Monarch butterflies in North America are plagued by a debilitating protozoan parasite. A new study from University of Georgia ecologists showed that constant exposure to high temperatures severely limits parasite development and also lowers monarch survival. The findings, published in Proceedings of the Royal Society Series B, have implications for predicting the future distribution and impacts of disease in these iconic insects.
The researchers experimentally infected monarch caterpillars with the protozoan Ophryocystis elektroscirrha (OE), raised them under a range of temperatures, and measured parasite infection and monarch survival. The results showed that parasite infection was high across low-to-moderate temperatures—but that parasites failed to develop at the hottest temperature (34 degrees Celsius).

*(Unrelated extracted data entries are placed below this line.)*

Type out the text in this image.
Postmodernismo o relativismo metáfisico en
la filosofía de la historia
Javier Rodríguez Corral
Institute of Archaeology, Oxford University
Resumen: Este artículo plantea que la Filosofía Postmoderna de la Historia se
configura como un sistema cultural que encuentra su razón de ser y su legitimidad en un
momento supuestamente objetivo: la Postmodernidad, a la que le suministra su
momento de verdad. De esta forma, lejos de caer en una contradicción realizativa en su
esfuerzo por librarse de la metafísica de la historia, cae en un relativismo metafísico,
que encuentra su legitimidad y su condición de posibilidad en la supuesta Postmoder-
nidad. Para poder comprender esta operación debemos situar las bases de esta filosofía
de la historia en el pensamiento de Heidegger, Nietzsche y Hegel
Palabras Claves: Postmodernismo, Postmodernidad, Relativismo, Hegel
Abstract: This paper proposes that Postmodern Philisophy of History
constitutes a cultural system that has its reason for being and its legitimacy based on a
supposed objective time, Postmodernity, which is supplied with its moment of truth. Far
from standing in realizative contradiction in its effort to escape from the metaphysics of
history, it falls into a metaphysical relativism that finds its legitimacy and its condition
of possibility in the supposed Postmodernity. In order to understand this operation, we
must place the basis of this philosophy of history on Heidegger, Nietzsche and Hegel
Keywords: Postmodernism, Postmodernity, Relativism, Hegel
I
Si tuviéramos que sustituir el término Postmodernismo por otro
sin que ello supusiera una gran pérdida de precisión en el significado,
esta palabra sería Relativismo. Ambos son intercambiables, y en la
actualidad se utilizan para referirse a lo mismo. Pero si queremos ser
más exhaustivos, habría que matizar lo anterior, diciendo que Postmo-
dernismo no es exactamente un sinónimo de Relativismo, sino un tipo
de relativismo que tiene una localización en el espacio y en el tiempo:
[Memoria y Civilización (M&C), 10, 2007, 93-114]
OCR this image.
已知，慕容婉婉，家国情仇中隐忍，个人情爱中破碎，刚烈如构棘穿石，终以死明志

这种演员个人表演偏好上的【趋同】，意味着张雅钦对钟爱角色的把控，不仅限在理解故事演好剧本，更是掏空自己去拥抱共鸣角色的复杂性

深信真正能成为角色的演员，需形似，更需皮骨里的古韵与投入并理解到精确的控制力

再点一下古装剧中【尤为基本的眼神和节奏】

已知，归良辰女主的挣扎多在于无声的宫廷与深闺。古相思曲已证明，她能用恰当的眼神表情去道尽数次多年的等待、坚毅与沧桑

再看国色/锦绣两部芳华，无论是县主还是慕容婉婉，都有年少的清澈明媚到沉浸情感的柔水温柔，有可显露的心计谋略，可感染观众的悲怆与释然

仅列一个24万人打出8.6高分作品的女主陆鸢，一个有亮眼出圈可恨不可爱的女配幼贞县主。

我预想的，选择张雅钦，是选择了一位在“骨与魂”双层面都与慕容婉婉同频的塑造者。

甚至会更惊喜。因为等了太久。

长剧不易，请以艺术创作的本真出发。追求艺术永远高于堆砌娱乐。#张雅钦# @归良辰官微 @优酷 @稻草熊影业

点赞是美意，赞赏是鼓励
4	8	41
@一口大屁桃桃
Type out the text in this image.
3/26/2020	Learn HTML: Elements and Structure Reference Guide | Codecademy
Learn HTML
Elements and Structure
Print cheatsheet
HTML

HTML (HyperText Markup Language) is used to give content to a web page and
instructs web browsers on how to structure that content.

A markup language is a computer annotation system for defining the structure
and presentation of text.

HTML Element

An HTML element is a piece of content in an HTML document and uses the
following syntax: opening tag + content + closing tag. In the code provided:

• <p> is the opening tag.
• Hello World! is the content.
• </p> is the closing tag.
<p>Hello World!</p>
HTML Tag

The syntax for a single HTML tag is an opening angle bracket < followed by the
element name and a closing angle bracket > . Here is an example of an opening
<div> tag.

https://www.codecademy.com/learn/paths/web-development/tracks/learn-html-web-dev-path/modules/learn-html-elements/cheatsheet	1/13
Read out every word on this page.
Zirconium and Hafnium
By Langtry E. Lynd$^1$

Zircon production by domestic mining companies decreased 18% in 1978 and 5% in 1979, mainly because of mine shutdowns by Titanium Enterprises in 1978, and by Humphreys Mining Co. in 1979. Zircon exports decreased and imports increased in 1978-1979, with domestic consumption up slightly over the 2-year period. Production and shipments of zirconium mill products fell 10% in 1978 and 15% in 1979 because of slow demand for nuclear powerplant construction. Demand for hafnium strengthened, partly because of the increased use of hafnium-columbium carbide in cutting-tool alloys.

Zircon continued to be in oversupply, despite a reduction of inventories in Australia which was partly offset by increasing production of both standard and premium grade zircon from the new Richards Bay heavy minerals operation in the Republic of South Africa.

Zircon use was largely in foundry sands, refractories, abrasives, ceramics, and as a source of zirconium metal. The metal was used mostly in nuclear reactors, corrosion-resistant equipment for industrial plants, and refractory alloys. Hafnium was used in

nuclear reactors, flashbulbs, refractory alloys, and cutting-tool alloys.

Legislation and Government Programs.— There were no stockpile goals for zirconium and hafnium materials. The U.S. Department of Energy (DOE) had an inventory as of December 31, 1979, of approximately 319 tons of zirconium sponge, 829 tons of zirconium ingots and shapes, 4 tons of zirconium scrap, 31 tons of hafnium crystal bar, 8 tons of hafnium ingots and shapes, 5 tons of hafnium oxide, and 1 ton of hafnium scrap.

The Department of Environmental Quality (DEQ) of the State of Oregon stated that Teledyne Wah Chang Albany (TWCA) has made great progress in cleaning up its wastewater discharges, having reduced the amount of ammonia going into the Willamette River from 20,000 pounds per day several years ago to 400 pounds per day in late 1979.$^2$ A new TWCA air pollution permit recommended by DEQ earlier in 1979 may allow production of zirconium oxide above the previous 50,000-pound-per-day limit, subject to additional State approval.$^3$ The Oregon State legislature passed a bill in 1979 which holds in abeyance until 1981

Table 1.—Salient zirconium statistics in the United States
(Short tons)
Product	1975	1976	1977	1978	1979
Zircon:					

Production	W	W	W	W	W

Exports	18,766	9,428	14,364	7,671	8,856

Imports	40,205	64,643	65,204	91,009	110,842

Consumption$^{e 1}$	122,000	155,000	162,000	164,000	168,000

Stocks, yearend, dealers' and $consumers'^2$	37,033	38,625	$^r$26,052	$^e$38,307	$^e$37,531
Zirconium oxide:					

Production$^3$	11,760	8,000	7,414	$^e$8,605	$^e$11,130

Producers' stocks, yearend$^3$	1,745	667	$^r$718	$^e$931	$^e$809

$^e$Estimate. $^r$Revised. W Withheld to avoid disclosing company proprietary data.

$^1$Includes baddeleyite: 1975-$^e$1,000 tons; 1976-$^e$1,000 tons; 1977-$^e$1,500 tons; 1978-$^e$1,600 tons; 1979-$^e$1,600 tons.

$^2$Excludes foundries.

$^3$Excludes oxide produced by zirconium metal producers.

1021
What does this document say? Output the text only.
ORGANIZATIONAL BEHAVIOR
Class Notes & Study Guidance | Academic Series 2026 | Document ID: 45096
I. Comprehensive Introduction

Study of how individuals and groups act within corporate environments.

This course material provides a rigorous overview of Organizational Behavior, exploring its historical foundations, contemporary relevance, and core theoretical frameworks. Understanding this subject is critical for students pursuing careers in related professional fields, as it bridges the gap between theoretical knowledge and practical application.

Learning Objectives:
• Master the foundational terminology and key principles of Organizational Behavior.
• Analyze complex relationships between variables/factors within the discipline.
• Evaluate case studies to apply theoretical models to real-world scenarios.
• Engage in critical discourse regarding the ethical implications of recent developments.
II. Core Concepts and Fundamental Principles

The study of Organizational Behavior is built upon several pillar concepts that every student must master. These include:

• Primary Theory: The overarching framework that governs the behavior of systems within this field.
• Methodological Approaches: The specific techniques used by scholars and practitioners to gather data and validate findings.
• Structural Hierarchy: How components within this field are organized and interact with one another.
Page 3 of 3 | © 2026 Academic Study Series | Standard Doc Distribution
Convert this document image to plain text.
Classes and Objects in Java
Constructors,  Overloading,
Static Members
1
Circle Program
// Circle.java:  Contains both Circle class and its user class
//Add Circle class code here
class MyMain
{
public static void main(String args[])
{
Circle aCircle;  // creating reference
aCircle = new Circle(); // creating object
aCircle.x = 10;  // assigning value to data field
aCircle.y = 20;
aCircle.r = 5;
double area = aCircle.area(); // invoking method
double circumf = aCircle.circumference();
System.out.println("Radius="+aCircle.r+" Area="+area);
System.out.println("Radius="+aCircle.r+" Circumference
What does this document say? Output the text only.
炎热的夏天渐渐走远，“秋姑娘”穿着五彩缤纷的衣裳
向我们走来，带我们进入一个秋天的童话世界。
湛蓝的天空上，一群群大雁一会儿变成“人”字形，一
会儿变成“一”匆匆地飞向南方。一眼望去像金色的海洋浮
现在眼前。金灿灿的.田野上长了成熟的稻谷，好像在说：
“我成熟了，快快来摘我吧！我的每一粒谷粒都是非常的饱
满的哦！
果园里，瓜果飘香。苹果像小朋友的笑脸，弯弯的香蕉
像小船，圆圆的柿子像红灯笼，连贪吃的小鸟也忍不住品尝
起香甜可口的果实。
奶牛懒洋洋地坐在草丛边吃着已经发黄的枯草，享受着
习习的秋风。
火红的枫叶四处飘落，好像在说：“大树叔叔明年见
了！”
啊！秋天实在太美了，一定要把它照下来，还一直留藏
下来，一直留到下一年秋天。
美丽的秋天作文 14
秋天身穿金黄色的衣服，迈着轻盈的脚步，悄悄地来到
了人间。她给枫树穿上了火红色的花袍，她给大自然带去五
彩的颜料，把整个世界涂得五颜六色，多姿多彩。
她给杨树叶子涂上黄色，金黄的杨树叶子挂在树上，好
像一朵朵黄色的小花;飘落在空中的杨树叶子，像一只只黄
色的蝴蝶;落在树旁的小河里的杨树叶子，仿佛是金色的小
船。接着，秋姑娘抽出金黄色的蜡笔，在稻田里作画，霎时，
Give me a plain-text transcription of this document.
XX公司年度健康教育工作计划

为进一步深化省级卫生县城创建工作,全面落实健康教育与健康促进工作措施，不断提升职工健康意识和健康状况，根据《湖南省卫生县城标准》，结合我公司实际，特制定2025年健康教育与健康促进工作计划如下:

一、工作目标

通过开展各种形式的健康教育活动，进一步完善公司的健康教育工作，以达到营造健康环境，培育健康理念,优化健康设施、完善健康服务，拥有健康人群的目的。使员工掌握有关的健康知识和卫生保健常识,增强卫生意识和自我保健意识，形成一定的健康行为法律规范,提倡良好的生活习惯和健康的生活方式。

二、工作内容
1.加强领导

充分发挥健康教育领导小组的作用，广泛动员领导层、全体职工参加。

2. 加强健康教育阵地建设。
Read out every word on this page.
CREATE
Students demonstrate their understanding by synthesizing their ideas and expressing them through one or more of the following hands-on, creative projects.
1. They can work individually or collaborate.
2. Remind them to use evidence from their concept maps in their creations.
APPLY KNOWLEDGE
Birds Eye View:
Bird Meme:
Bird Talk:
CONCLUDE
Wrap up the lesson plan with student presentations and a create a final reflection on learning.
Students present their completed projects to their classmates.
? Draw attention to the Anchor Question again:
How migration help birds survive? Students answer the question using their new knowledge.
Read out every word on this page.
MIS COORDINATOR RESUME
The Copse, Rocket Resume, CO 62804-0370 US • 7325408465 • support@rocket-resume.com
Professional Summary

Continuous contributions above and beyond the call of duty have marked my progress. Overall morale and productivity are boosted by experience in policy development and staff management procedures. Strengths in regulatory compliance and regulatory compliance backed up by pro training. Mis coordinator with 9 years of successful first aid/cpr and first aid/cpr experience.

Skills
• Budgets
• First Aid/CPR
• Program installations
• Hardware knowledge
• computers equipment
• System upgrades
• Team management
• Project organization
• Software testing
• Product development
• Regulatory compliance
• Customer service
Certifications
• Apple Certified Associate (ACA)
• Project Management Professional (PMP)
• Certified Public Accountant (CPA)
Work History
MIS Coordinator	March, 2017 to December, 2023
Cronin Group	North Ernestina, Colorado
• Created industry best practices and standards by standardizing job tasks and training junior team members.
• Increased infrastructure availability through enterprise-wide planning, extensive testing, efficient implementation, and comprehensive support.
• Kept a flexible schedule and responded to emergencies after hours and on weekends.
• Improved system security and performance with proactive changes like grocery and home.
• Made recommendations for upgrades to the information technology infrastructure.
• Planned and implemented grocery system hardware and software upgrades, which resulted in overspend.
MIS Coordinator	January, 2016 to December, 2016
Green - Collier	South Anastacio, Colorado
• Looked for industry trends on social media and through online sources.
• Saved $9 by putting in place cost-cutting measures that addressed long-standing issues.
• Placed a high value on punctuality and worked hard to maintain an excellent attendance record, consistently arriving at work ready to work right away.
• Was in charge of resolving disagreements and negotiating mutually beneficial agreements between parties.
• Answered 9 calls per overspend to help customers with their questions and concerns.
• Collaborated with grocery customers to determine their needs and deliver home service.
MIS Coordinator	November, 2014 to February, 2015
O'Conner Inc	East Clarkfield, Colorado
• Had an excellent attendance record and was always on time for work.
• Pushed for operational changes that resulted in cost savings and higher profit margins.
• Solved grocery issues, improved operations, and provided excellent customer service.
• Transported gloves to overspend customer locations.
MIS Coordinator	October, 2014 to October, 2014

“We were shocked to see such an abrupt thermal threshold for parasite development—not a single monarch became infected under the hottest temperature treatment,” said lead author Isabella Ragonese, a doctoral student at the Odum School of Ecology.
Environmental temperatures are increasing across the globe, with further warming predicted in the future. For temperature-sensitive ectotherms like monarchs, larval development rate, immune function, survival and movement all depend on environmental temperature. Parasite persistence in the environment and within-host development also depend on temperature.
The OE parasite invades the gut of the monarch caterpillars when they eat dormant spores on milkweed leaves. Past work showed that because the parasite spends part of its life cycle lying dormant in the environment, high temperatures can weaken spore survival before the parasites enter a host. This new study showed that hot temperatures further reduce the parasite’s ability to infect and replicate once they are inside their butterfly hosts.
Importantly, the lack of infection at 34 C was not due to greater host immunity or faster host development. Instead, this phenomenon could reflect the thermal limits of parasite invasion and within-host OE replication inside monarchs.
Monarch survival also fell sharply at the hottest temperature. Monarchs raised at 34 C were smaller, experienced wing deformities, and lived shorter as adults. Overall, the benefits to monarchs from escaping infection under high temperatures are probably outweighed by the costs of extreme heat for the butterfly’s own development and survival.
“If butterflies and parasites find themselves in habitats with prolonged heat waves, both players are going to suffer,” said senior author Sonia Altizer, Martha Odum Distinguished Professor of Ecology. “A warmer world could mean less parasite infection for monarchs, but won’t necessarily produce healthier butterflies.”
The study’s results indicate that extreme heat associated with ongoing climate change could negatively impact both species in warmer parts of the monarch’s breeding range and during the hottest times of year. The exact mechanism by which heat limits parasite development is still unclear, and further research is needed to discover the answer. For example, in vector-borne protozoan parasites like malaria, early parasite development within insect vectors is known to be sensitive to high temperatures. For monarch parasites, rising temperatures could also affect the nutritional quality and chemical composition of their milkweed host plants, which can in turn influence parasite infection.
“Ultimately, we would like to predict how monarchs will fare in a warmer world, which will depend on many factors, including extreme weather, parasite infection, and the monarchs’ own migratory behavior,” said co-author Richard Hall, associate professor of ecology.
The study was also co-authored by Maya Sarkar, an undergraduate student at the University of Minnesota, and supported by a Research Experiences for Undergraduates (REU) site program grant from the National Science Foundation.
“Developing this project gave me insights into the scientific process from the inception of a question to interpretation and analysis of results,” said Sarkar, an alumnus of the Population Biology of Infectious Diseases REU program at UGA. “The surprising results of this experiment made me more excited about how the findings relate to butterfly conservation and environmental change.”
The research was supported by the National Science Foundation and the Strategic Environmental Research and Development Program of the Department of Defense, Environmental Protection Agency and Department of Energy.